Yesterday I read back through all 11 posts. It was quite the rollercoaster, reliving all those successes and failures. And I don’t think I’ll ever be able to read Part 6 without crying. Only one other person properly understands just how big a shift that week was for me.  Living those stories in real life and writing about them every week was even more a physical and an emotional rollercoaster than reading them.

Looking back, what I’m sure of is that writing these blog posts has pushed me to move forward in a way I’m not sure I would have without them. Reading Part 1 again gave me shivers. I remember how bad I was feeling that weekend. I recall that fog of failure and embarrassment with no fondness whatsoever. But it also showed me how far I’ve come. I’ve had some low moments, some frightening times and I’ve had several days where I’ve felt like giving up, but I’ve not been back to that place in 12 weeks. That’s pretty amazing to me.

I’ve tried not to shy away from the bad stuff in these posts. As I said at the beginning of the series, there is no straight line in dealing with chronic illness. Bad days, tears, pain and defeat are realities that don’t go away by just ignoring them. But what I’ve always tried to do is look for the silver lining within each week. Making an effort to find the bright side of even the most challenging weeks meant that no week was without purpose. Recognising that the lessons you learn from getting things wrong are just as valuable as the wins.  And even the times when I achieved things I had no clue I was capable of were preceded by some kind of struggle.

Christmas week is never easy. It had its highlights but I still found it tiring. On Boxing Day I crashed in every way. I just had to rest, be quiet and allow my body and mind to restore themselves. I still don’t feel fully over it yet. I’m wobbling all over the place today and the floor feels  like it’s made of rubber. My head still feels a bit foggy. But there are a couple more days before I have to fully throw myself back into work again, so the rest continues.

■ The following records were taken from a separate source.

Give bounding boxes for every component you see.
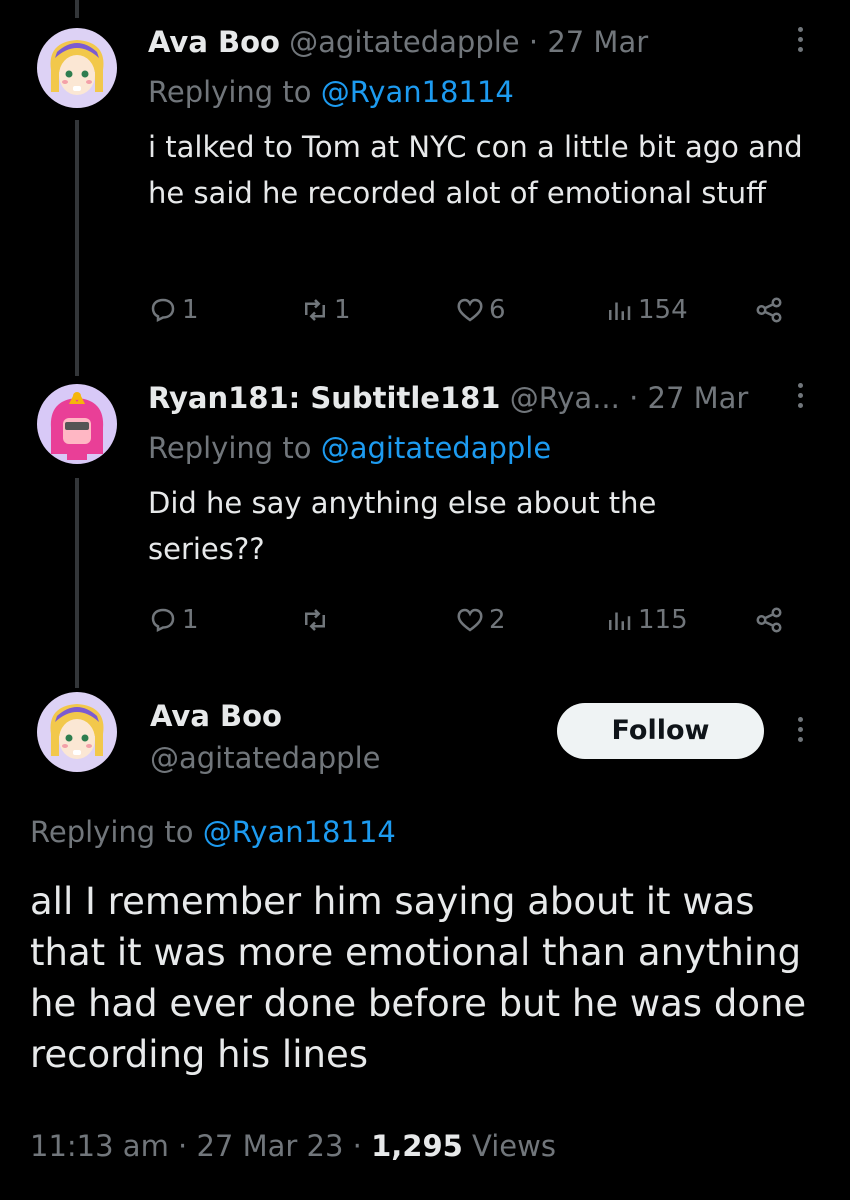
main-time[interactable]: 11:13 am [30,1129,169,1163]
reply1-handle[interactable]: @agitatedapple [289,25,520,59]
reply-icon [151,298,175,323]
reply1-like-button[interactable]: 6 [455,290,506,330]
reply2-reply-count: 1 [182,605,199,635]
retweet-icon [305,299,325,321]
more-icon[interactable] [788,712,812,752]
views-icon [609,302,631,320]
avatar-ava-boo[interactable] [37,28,117,108]
reply1-like-count: 6 [489,295,506,325]
reply1-reply-button[interactable]: 1 [148,290,199,330]
main-mention[interactable]: @Ryan18114 [203,815,396,849]
reply1-share-button[interactable] [754,290,788,330]
main-author-name[interactable]: Ava Boo [150,696,282,736]
main-replying-to: Replying to @Ryan18114 [30,812,396,852]
reply1-views-count: 154 [638,295,688,325]
like-icon [457,608,483,632]
reply1-mention[interactable]: @Ryan18114 [321,75,514,109]
like-icon [457,298,483,322]
reply1-reply-count: 1 [182,295,199,325]
reply2-text: Did he say anything else about the serie… [148,486,657,566]
reply2-replying-to: Replying to @agitatedapple [148,428,551,468]
avatar-ava-boo[interactable] [37,692,117,772]
reply2-author-name[interactable]: Ryan181: Subtitle181 [148,381,500,415]
retweet-icon [305,609,325,631]
avatar-ryan181[interactable] [37,384,117,464]
reply2-reply-button[interactable]: 1 [148,600,199,640]
reply1-views-button[interactable]: 154 [604,290,688,330]
reply2-share-button[interactable] [754,600,788,640]
thread-line-top [75,0,79,18]
separator-dot: · [629,381,639,415]
main-tweet-meta: 11:13 am · 27 Mar 23 · 1,295 Views [30,1126,556,1166]
reply2-like-button[interactable]: 2 [455,600,506,640]
reply1-retweet-count: 1 [334,295,351,325]
more-icon[interactable] [788,378,812,418]
reply1-time[interactable]: 27 Mar [547,25,648,59]
main-date[interactable]: 27 Mar 23 [196,1129,343,1163]
replying-label: Replying to [148,75,321,109]
views-icon [609,612,631,630]
separator-dot: · [528,25,539,59]
reply2-time[interactable]: 27 Mar [648,381,749,415]
replying-label: Replying to [30,815,203,849]
reply2-like-count: 2 [489,605,506,635]
reply2-header: Ryan181: Subtitle181 @Rya... · 27 Mar [148,378,748,418]
share-icon [756,607,782,633]
reply1-retweet-button[interactable]: 1 [300,290,351,330]
reply1-text: i talked to Tom at NYC con a little bit … [148,130,803,210]
main-handle[interactable]: @agitatedapple [150,738,381,778]
reply1-author-name[interactable]: Ava Boo [148,25,280,59]
replying-label: Replying to [148,431,321,465]
separator-dot: · [352,1129,362,1163]
follow-button[interactable]: Follow [557,703,764,759]
reply2-retweet-button[interactable] [300,600,334,640]
reply1-header: Ava Boo @agitatedapple · 27 Mar [148,22,648,62]
thread-line-2 [75,478,79,688]
more-icon[interactable] [788,22,812,62]
reply2-handle[interactable]: @Rya... [510,381,620,415]
thread-line-1 [75,120,79,376]
reply2-mention[interactable]: @agitatedapple [321,431,552,465]
share-icon [756,297,782,323]
reply1-replying-to: Replying to @Ryan18114 [148,72,514,112]
separator-dot: · [178,1129,188,1163]
main-views-count: 1,295 [371,1129,463,1163]
reply-icon [151,608,175,633]
reply2-views-button[interactable]: 115 [604,600,688,640]
main-views-label: Views [472,1129,556,1163]
main-tweet-text: all I remember him saying about it was t… [30,880,807,1076]
reply2-views-count: 115 [638,605,688,635]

Surviving Christmas has been an achievement in itself, but there was one little milestone that made the week extra special. One of the things I missed  most when this illness stopped me in my tracks was going to Starbucks. It saved me a lot of money, but having the things I enjoyed taken away and rarely having someone who had the time to go on my behalf or escort me made life pretty miserable at times.

When I started taking slow walks to my local shops a couple of times a week I picked up a Coffee #1 loyalty card. Buy ten hot drinks and your 11th is free. Over the last few months I’ve racked up the red stamps and this past week I got my free vanilla latte. For me, they’re not ten coffees. Each stamp represents one walk taken by myself to and from the coffee shop. Numbers are good. They let you quantify your achievements. Ten walks sounds like an awful lot. Without the card I’d have forgotten them with each cup. Few hot drinks have tasted as good as that 11th latte. Apart from maybe a £4 Starbucks soy chai tea latte (extra hot) sucked through a straw in the car park of a motorway service station. But that’s a story for another day.

Thank you for staying with me through these 12 posts. I hope you’ll stick around for the next three months and beyond.